4 ways to help reduce fashion waste around the world

Years ago I had a stuffed wardrobe with no usable wearables inside. The reason was that all the items he had purchased in the past had only been worn a few times and would lose their shape in the wash. I made extensive edits and set aside the wearable clothes I liked the most and shared them between me and my sisters. We believe that the good pieces will go to those in need and the rest will be carefully recycled and reused in the production of new garments.

Fast fashion chains claim to have sustainable production just to ease the minds of their customers, but in reality, it’s just a marketing gimmick. that it will never become Because recycled clothes are never 100% used in the production of new clothes, instead they end up in landfills or become cleaning materials and insulation. The most sustainable garments are those that don’t need to be newly produced.

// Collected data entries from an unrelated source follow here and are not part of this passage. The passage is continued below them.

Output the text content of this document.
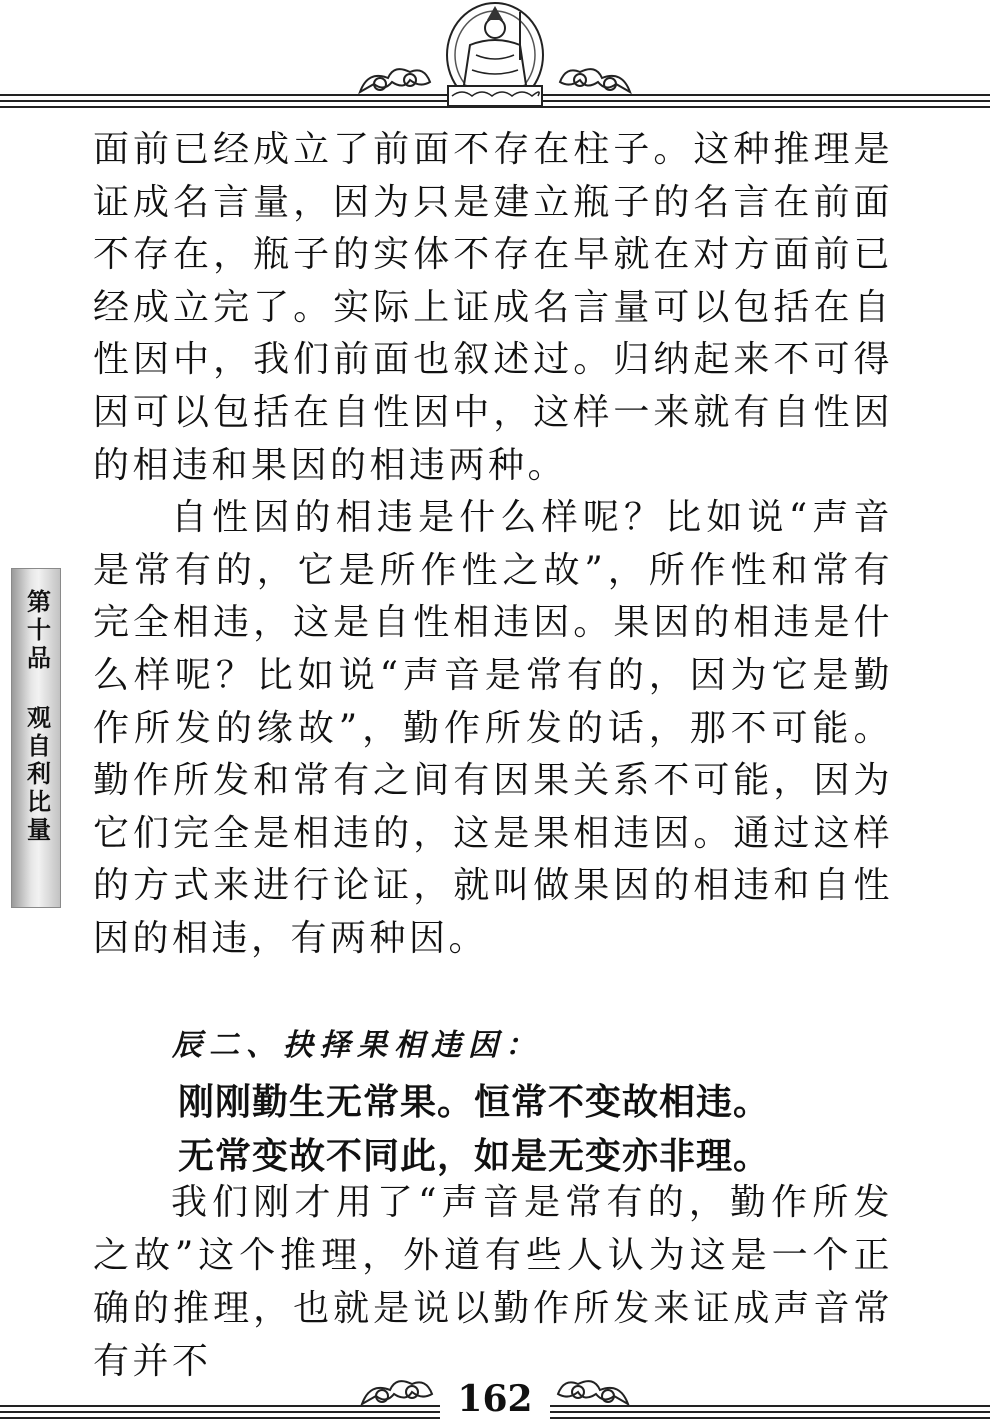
面前已经成立了前面不存在柱子。这种推理是证成名言量，因为只是建立瓶子的名言在前面不存在，瓶子的实体不存在早就在对方面前已经成立完了。实际上证成名言量可以包括在自性因中，我们前面也叙述过。归纳起来不可得因可以包括在自性因中，这样一来就有自性因的相违和果因的相违两种。

自性因的相违是什么样呢？比如说“声音是常有的，它是所作性之故”，所作性和常有完全相违，这是自性相违因。果因的相违是什么样呢？比如说“声音是常有的，因为它是勤作所发的缘故”，勤作所发的话，那不可能。勤作所发和常有之间有因果关系不可能，因为它们完全是相违的，这是果相违因。通过这样的方式来进行论证，就叫做果因的相违和自性因的相违，有两种因。

辰二、抉择果相违因：
刚刚勤生无常果。恒常不变故相违。
无常变故不同此，如是无变亦非理。

我们刚才用了“声音是常有的，勤作所发之故”这个推理，外道有些人认为这是一个正确的推理，也就是说以勤作所发来证成声音常有并不

第十品 观自利比量
162
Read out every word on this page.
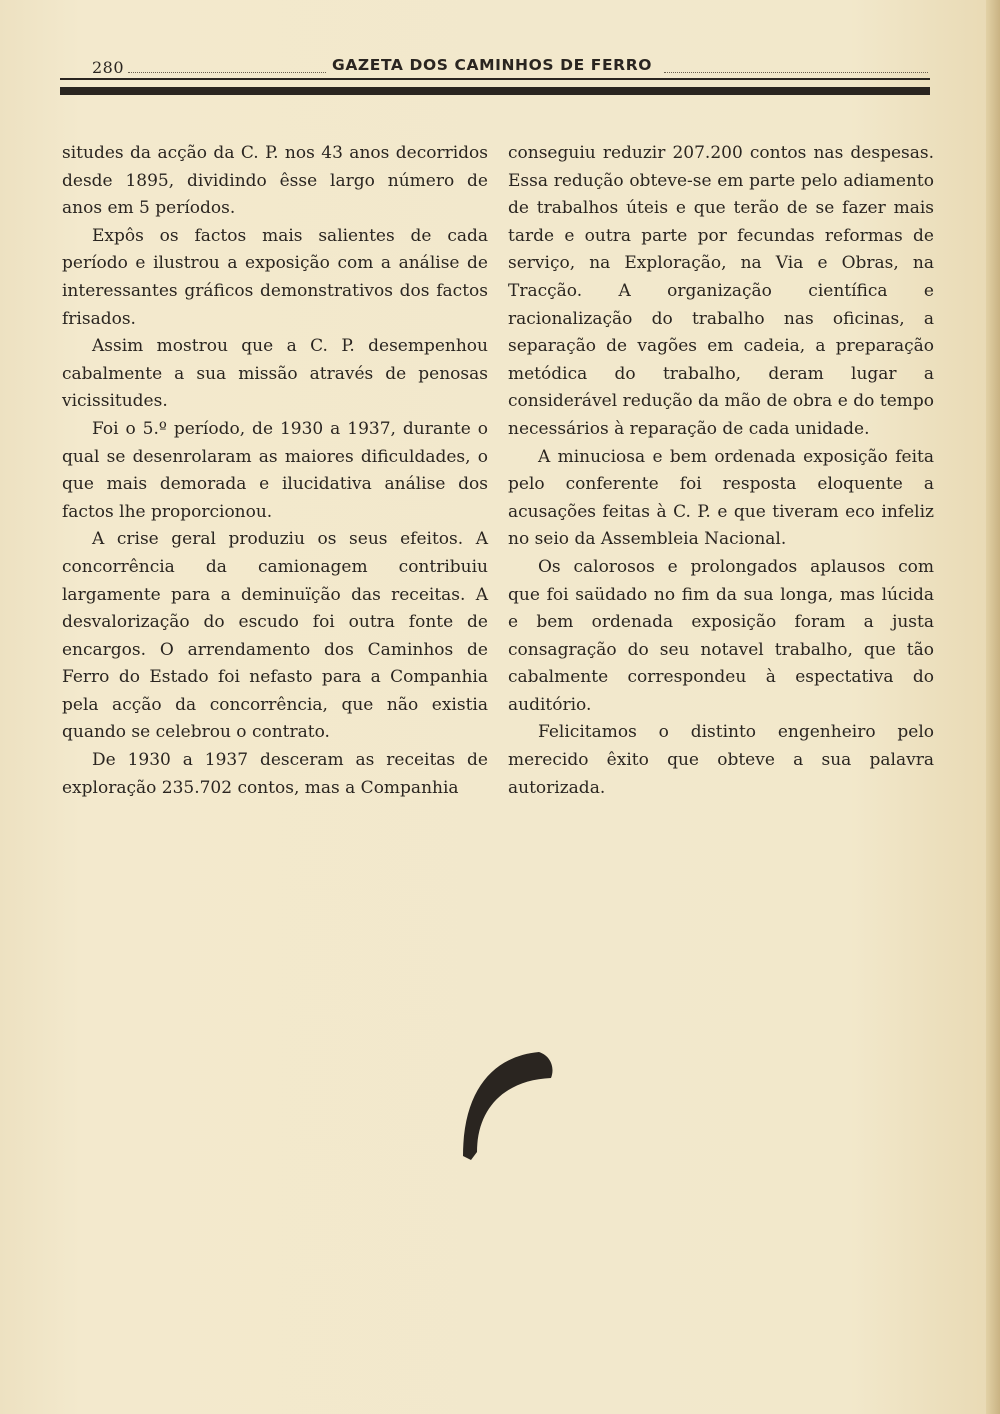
280	GAZETA DOS CAMINHOS DE FERRO

situdes da acção da C. P. nos 43 anos decorridos desde 1895, dividindo êsse largo número de anos em 5 períodos.

Expôs os factos mais salientes de cada período e ilustrou a exposição com a análise de interessantes gráficos demonstrativos dos factos frisados.

Assim mostrou que a C. P. desempenhou cabalmente a sua missão através de penosas vicissitudes.

Foi o 5.º período, de 1930 a 1937, durante o qual se desenrolaram as maiores dificuldades, o que mais demorada e ilucidativa análise dos factos lhe proporcionou.

A crise geral produziu os seus efeitos. A concorrência da camionagem contribuiu largamente para a deminuïção das receitas. A desvalorização do escudo foi outra fonte de encargos. O arrendamento dos Caminhos de Ferro do Estado foi nefasto para a Companhia pela acção da concorrência, que não existia quando se celebrou o contrato.

De 1930 a 1937 desceram as receitas de exploração 235.702 contos, mas a Companhia

conseguiu reduzir 207.200 contos nas despesas. Essa redução obteve-se em parte pelo adiamento de trabalhos úteis e que terão de se fazer mais tarde e outra parte por fecundas reformas de serviço, na Exploração, na Via e Obras, na Tracção. A organização científica e racionalização do trabalho nas oficinas, a separação de vagões em cadeia, a preparação metódica do trabalho, deram lugar a considerável redução da mão de obra e do tempo necessários à reparação de cada unidade.

A minuciosa e bem ordenada exposição feita pelo conferente foi resposta eloquente a acusações feitas à C. P. e que tiveram eco infeliz no seio da Assembleia Nacional.

Os calorosos e prolongados aplausos com que foi saüdado no fim da sua longa, mas lúcida e bem ordenada exposição foram a justa consagração do seu notavel trabalho, que tão cabalmente correspondeu à espectativa do auditório.

Felicitamos o distinto engenheiro pelo merecido êxito que obteve a sua palavra autorizada.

Since 2000, new clothing purchases have doubled, with the world producing over 120 billion garments each year (120 billion garments, given that there are only 7.9 billion people on the planet). not necessary at all). What used to be 4 new collections now has 52 micro-collections each year. Additionally, the pandemic has pushed online shopping to pick up pace and reach peak levels. This is partly due to social media. Influencer tops with links to online shopping pages now appear the same every day, making it easier than ever to buy in bulk online.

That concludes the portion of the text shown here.